The Identity Assurance Framework (IAF) revision is predicated on a new scheme that essentially combines the existing IAF CO-SAC (Common Organizational Service Assessment Criteria) and a new OP-SAC (Operational Service Assessment Criteria) based on the new ‘levels’ IAL, AAL and FAL from 800-63-3. Additionally, Kantara plans to issue a ‘FICAM profile’ of the new KI 800-63-3 based IAF, as soon as the GSA presents its revised FICAM requirements.
Kantara’s market leadership for manageable Identity Assurance has taken another bold step forward. The new NIST Digital Identity Guidelines, 800-63-3 has handed Kantara (KI) a perfect opportunity to develop 800-63-3 Kantara.next.gen – a new Scheme from its globally acknowledged Identity Assurance Framework (IAF) with corresponding assessment, approval and Trust Mark for Service Providers offered by Kantara’s Trust Framework Operations Program, that conform to the requirements of the standard together with Kantara’s Service Assessment Criteria (SAC).
In the wake of unprecedented numbers of security breaches that expose personal data, 800-63-3 has received high interest, and consequential demand for Kantara’s services has never been greater. But Kantara does not rest on its laurels, so take this short survey to help us help you.
800-63-2 Kantara Classic
Kantara Classic was Kantara’s first implementation of the Identity Assurance Framework. It encapsulates NIST 800-63-2’s requirements together with Kantara’s additional requirements into an over-arching controlling document set that governs both the Framework and more broadly the Identity Assurance Program. Kantara Classic continues as a certification Trust Mark in Kantara’s Trust Framework Operations Program.
Both 800-63-3 Trust Mark, which would be named as Kantara.next.gen Trust Mark, and Kantara Classic Trust Mark form part of the Kantara Trust Framework, together with Trust Marks from other Schemes, outsourced into Kantara’s care.
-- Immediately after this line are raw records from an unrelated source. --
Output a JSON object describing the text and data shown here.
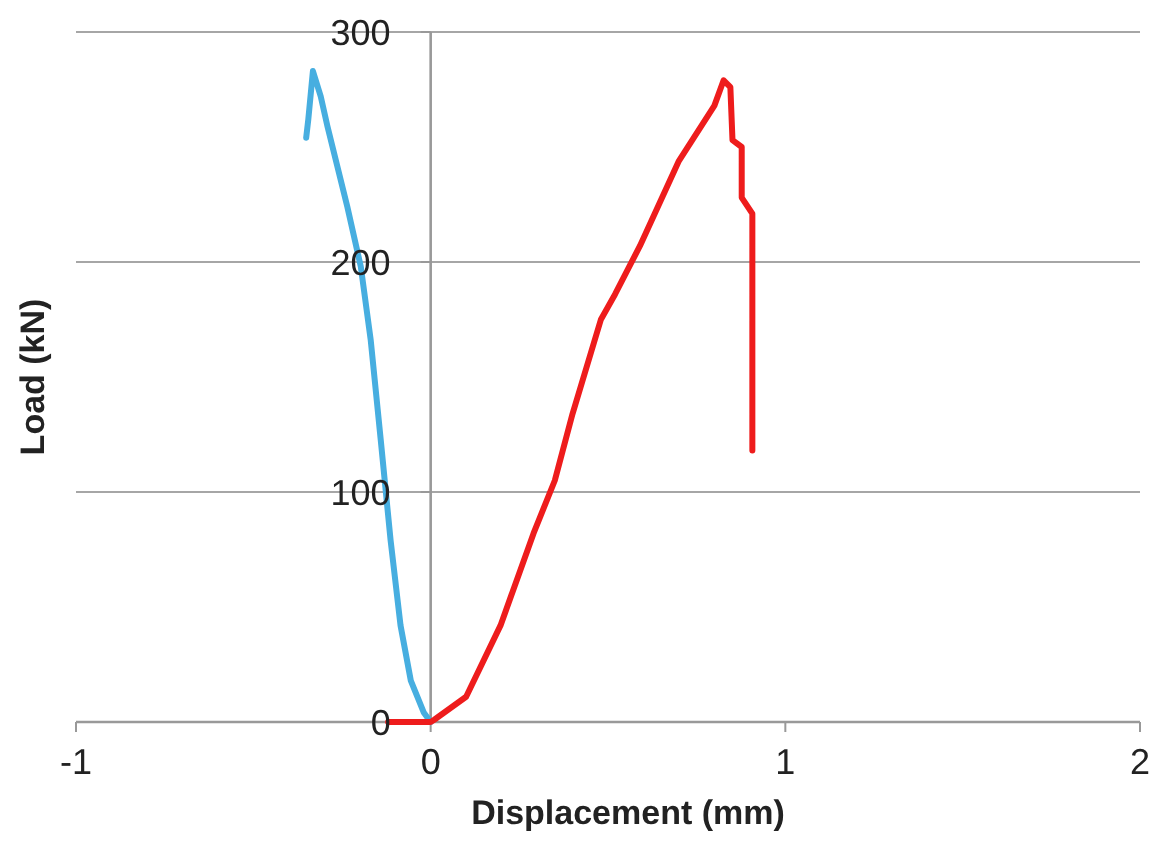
{
  "chart_data": {
    "type": "line",
    "xlabel": "Displacement (mm)",
    "ylabel": "Load (kN)",
    "xlim": [
      -1,
      2
    ],
    "xticks": [
      -1,
      0,
      1,
      2
    ],
    "ylim": [
      0,
      300
    ],
    "yticks": [
      0,
      100,
      200,
      300
    ],
    "grid": "y",
    "marker": "none",
    "line_style": "solid",
    "series": [
      {
        "color": "#47aee0",
        "x": [
          -0.351,
          -0.345,
          -0.332,
          -0.31,
          -0.291,
          -0.235,
          -0.197,
          -0.169,
          -0.141,
          -0.113,
          -0.085,
          -0.056,
          -0.019,
          0
        ],
        "values": [
          254,
          262,
          283,
          272,
          259,
          224,
          198,
          166,
          123,
          79,
          42,
          18,
          4,
          0
        ]
      },
      {
        "color": "#ee1c1c",
        "x": [
          -0.12,
          0,
          0.01,
          0.1,
          0.197,
          0.29,
          0.35,
          0.4,
          0.48,
          0.52,
          0.59,
          0.7,
          0.8,
          0.826,
          0.845,
          0.851,
          0.877,
          0.877,
          0.907,
          0.907
        ],
        "values": [
          0,
          0,
          1,
          11,
          42,
          82,
          105,
          134,
          175,
          186,
          207,
          244,
          268,
          279,
          276,
          253,
          250,
          228,
          221,
          118
        ]
      }
    ]
  }
}
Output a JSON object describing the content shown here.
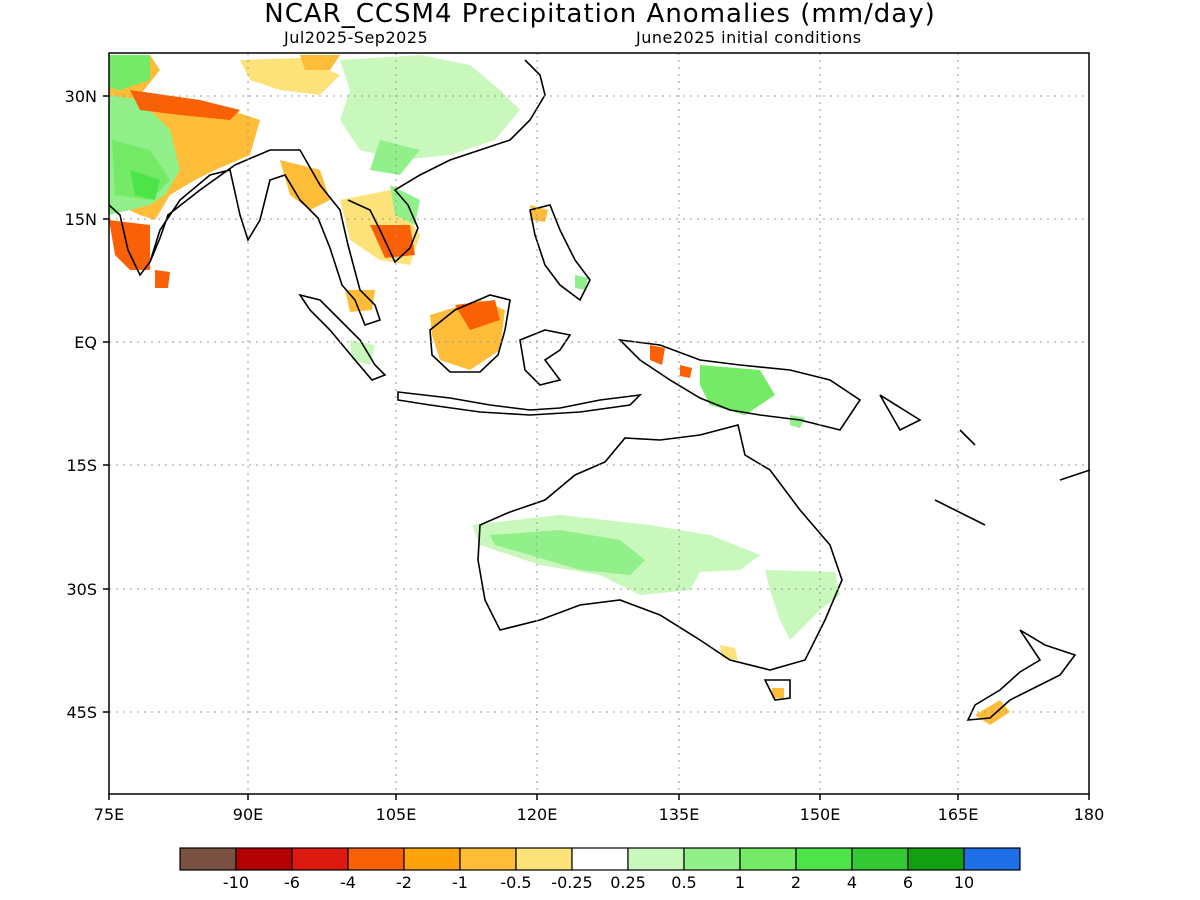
{
  "title": "NCAR_CCSM4 Precipitation Anomalies (mm/day)",
  "subtitle_left": "Jul2025-Sep2025",
  "subtitle_right": "June2025 initial conditions",
  "lat_labels": [
    "30N",
    "15N",
    "EQ",
    "15S",
    "30S",
    "45S"
  ],
  "lon_labels": [
    "75E",
    "90E",
    "105E",
    "120E",
    "135E",
    "150E",
    "165E",
    "180"
  ],
  "colorbar": {
    "colors": [
      "#7a5043",
      "#b40000",
      "#dd1a10",
      "#fa6005",
      "#fda30a",
      "#fdbd38",
      "#fde27a",
      "#ffffff",
      "#c8f8bc",
      "#92f08a",
      "#74ea66",
      "#4ce448",
      "#34c834",
      "#12a012",
      "#1e6ee6"
    ],
    "tick_labels": [
      "-10",
      "-6",
      "-4",
      "-2",
      "-1",
      "-0.5",
      "-0.25",
      "0.25",
      "0.5",
      "1",
      "2",
      "4",
      "6",
      "10"
    ]
  }
}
Kantara Operations scope is expanding
In response to demand, Kantara has opened its operations and service platform to external Federations and communities. The development of conformance assessment criteria, approval, and grant of Trust Marks from Kantara’s proven, well recognized program structure for digital identity and consent management is available to Schemes in other domains.
If you have a Scheme operation that you wish to outsource to Kantara, please Contact us
Revising the Trust Framework Operations Program Controlling Documents
At the heart of Kantara’s Trust Framework Operations Program are the Identity Assurance Framework IAF Controlling Documents. They comprise Service Assessment Criteria (SACs) for the Schemes that Kantara curates and governs (the Identity Assurance Working Group are developing SACs for 800-63-3). The Assurance Review Board – Kantara’s governing body for the Program – is merging IAF 1300 Assurance Assessment Scheme (AAS) and IAF 1800 Rules governing Assurance Assessments (RAA) into a new all-encompassing IAF-1340 Service Approval Handbook for both assessors and service providers. The Handbook defines the types of Assessments required within the AAS and establishes rules governing how they are to be performed and how the status of both service Approvals and Assessor Accreditations are managed and published. The Handbook also describes the processes to apply for service Approvals, to have assessments performed, to maintain those Approvals, and how Approvals may be terminated or revoked. These continual cycles of maintenance and improvement ensures that Kantara’s Trust Framework Operations Program retains its integrity and continually builds its international credibility.